The catheter of this invention is of the inflation balloon type, wherein the drainage lumen 11 is provided with an inflation wall channel 22, said channel having the conventional angularly disposed inflation connection, not shown, by means of which fluid is transmitted through the channel and the communicating opening 20 to inflate the balloon 18, situated near the distal end of the body of the catheter and sealed thereto, said balloon and inflation lumen being well-known and conventional.

The catheter is also provided with an auxiliary drainage opening 24 in the wall 12, opening directly into the main drainage lumen 11. Such an opening assists in the drainage of small subnatant pockets of body fluids which may accumulate when the inflation of the balloon walls 18 causes the open tip of an indwelling catheter to project an appreciable distance beyond, for instance, the wall of the human bladder. More importantly, as the catheter is being inserted, the actual soluble tip of the catheter is closed, and drainage can begin only through this auxiliary opening 24. Thus, during the insertion process, the initiation of drainage is a sure sign to the nurse that the balloon portion of the catheter is inside the bladder, and that inflation can be safely carried out without discomfort to the patient.
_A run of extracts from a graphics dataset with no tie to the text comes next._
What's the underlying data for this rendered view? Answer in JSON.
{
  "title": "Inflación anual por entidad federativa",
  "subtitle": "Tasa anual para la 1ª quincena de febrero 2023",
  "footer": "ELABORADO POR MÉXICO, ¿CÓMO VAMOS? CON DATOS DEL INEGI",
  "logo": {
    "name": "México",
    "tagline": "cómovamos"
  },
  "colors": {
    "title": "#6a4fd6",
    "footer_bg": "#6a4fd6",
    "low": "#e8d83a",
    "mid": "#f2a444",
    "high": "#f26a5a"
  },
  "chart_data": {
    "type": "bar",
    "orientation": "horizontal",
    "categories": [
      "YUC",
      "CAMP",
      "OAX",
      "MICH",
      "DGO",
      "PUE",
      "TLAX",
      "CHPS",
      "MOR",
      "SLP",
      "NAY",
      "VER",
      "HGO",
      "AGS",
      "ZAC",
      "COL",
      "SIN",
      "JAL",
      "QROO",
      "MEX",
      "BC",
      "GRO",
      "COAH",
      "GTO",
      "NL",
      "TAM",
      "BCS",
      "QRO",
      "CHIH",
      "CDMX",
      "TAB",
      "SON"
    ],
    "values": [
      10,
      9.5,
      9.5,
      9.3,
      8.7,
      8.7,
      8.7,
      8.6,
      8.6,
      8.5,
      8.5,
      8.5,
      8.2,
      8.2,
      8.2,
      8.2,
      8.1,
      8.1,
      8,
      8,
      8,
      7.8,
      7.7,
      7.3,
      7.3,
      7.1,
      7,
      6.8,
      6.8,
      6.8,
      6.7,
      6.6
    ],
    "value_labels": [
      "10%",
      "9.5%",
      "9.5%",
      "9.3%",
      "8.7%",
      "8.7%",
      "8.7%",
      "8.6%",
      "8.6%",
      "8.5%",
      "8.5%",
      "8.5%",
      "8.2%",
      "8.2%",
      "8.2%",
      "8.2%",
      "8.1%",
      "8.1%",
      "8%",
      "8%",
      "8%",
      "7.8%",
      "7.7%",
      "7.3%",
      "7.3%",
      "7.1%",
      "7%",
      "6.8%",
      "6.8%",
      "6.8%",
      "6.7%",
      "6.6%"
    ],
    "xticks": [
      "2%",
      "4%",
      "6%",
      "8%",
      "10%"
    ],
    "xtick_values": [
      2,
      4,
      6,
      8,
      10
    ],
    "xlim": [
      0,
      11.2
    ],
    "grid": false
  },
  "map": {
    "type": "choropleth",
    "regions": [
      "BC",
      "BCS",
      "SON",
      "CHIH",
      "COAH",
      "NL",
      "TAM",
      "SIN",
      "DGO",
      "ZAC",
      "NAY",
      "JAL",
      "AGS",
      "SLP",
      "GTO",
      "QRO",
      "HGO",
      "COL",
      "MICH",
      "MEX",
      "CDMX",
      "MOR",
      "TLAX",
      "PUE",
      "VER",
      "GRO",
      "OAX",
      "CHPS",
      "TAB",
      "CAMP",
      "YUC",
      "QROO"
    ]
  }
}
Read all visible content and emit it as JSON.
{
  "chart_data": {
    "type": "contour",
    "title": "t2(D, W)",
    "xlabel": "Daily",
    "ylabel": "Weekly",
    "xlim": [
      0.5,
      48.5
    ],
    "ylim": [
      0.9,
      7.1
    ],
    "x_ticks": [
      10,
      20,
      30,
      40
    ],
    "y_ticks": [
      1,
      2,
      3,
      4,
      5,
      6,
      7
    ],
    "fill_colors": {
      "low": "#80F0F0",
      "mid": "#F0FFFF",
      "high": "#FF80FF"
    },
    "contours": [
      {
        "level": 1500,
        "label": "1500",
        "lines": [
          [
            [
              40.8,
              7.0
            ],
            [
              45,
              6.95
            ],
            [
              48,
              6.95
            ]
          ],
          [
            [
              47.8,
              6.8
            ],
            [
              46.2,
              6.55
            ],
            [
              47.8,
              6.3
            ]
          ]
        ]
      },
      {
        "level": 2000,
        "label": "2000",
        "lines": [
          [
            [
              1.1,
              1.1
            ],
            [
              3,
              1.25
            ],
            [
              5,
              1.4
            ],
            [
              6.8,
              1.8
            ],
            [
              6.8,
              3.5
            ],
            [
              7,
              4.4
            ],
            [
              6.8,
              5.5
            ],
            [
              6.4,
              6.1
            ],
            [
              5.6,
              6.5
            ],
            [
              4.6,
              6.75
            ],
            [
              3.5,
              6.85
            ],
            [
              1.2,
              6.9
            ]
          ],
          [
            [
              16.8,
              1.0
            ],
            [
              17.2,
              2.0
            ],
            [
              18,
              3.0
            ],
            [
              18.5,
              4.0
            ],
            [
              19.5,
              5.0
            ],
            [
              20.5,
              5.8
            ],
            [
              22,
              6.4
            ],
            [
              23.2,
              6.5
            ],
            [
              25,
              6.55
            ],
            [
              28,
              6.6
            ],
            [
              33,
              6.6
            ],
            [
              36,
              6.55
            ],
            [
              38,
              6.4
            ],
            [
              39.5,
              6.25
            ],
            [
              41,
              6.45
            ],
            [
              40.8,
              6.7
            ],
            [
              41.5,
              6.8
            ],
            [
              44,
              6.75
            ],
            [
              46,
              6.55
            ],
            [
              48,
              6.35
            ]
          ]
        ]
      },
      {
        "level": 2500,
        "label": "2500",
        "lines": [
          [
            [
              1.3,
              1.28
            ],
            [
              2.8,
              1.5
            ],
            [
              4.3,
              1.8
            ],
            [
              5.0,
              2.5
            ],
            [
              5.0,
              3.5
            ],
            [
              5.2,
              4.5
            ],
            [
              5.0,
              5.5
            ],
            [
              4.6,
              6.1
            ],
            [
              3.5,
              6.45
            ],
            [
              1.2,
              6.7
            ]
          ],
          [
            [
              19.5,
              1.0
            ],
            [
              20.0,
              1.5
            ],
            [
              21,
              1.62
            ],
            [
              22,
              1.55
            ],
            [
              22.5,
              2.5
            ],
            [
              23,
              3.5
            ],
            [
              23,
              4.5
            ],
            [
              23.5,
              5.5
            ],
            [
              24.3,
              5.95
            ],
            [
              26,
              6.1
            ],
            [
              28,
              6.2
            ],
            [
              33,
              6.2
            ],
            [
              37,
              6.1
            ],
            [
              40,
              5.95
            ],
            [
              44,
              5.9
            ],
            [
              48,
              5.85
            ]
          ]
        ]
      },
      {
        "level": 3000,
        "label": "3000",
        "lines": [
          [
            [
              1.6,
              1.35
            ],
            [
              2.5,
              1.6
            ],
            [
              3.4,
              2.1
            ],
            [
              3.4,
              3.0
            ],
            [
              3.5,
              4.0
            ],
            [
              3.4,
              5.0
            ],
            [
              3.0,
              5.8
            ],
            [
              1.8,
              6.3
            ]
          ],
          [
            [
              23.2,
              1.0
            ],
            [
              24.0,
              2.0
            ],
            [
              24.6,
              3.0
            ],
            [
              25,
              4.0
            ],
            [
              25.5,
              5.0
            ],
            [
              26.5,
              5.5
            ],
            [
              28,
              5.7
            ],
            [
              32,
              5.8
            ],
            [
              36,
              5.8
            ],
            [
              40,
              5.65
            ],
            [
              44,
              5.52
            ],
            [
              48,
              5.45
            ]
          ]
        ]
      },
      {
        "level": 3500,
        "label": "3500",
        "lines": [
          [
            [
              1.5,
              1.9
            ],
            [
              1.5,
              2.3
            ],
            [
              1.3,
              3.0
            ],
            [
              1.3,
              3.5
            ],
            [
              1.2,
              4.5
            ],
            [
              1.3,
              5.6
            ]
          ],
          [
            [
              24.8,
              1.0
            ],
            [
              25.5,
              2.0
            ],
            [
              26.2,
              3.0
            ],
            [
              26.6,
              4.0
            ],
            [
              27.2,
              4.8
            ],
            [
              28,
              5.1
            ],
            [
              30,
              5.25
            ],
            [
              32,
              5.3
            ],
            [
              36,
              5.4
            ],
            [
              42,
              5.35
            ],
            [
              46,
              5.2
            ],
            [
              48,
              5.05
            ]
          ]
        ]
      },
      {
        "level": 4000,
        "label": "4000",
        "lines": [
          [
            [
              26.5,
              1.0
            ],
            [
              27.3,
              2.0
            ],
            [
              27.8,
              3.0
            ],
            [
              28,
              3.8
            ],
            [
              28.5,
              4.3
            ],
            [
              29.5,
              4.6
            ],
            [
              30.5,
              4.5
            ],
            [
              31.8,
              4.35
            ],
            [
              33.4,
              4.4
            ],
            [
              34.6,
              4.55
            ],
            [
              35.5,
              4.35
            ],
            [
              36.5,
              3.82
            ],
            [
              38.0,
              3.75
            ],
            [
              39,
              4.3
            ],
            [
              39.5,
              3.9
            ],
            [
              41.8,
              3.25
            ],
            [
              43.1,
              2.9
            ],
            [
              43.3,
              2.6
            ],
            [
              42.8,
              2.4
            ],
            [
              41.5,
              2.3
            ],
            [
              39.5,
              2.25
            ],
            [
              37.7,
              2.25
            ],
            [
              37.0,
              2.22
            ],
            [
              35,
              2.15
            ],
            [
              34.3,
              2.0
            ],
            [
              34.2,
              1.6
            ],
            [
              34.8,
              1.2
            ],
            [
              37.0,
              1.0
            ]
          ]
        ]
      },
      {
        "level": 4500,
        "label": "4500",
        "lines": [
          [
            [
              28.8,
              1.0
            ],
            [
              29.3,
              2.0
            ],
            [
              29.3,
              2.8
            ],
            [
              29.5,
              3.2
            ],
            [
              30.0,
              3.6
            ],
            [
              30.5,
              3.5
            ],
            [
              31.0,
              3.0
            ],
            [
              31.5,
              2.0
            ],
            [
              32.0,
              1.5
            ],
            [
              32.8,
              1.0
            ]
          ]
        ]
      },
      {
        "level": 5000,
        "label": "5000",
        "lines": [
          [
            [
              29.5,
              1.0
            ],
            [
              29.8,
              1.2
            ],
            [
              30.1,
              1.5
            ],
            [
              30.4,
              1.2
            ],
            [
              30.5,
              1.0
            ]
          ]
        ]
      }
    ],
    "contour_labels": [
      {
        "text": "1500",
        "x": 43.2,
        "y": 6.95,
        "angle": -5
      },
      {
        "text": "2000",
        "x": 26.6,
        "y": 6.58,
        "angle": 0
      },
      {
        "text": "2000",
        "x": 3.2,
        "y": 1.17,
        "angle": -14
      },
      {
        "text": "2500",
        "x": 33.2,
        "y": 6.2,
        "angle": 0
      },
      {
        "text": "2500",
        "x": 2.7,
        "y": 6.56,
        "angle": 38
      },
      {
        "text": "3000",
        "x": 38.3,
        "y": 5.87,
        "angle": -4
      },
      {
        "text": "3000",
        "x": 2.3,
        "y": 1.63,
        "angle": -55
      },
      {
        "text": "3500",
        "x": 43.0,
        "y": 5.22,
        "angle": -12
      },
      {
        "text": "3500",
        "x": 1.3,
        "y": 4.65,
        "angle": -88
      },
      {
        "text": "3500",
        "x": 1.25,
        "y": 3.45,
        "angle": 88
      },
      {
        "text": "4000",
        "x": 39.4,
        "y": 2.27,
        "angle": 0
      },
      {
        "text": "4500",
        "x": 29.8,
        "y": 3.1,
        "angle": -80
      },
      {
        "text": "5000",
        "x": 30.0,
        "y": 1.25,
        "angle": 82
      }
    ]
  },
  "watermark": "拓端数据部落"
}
The imperforate water-soluble catheter tip 10 should fit snugly and firmly over the open end of the catheter tube. It is, however, generally of thinner wall construction than the walls 12 of the catheter, a wall thickness of 2-5 mils facilitating satisfactorily rapid disintegration when the tip is immersed in, for example, urine. It may be fashioned from any suitable substance which has the property of forming a solid film capable of softening and dissolving in aqueous fluids, such as gelatin, methyl cellulose, polyvinyl alchol, polyethylene oxide, polyvinyl pyrrolidone, and the like. These may be used alone, or in combination with water-soluble non-toxic plasticizers such as various glycols, to obtain the desired combination of flexibility and disintegration time. The substance chosen preferably will disintegrate and dissolve substantially completely when immersed in an aqueous fluid of pH 5 to 8 for a period of not more than 5 minutes.

The use of a catheter with an imperforate tip soluble in body fluids is especially advantageous when occasional irrigation is to be carried out. In such procedures, substantial amounts of cellular debris and disconnected fragmented tissue are frequently dislodged which do not pass freely through the eyes of a conventional cather tip, but tend to collect in and around the eyes to impede or occlude the desired drainage function.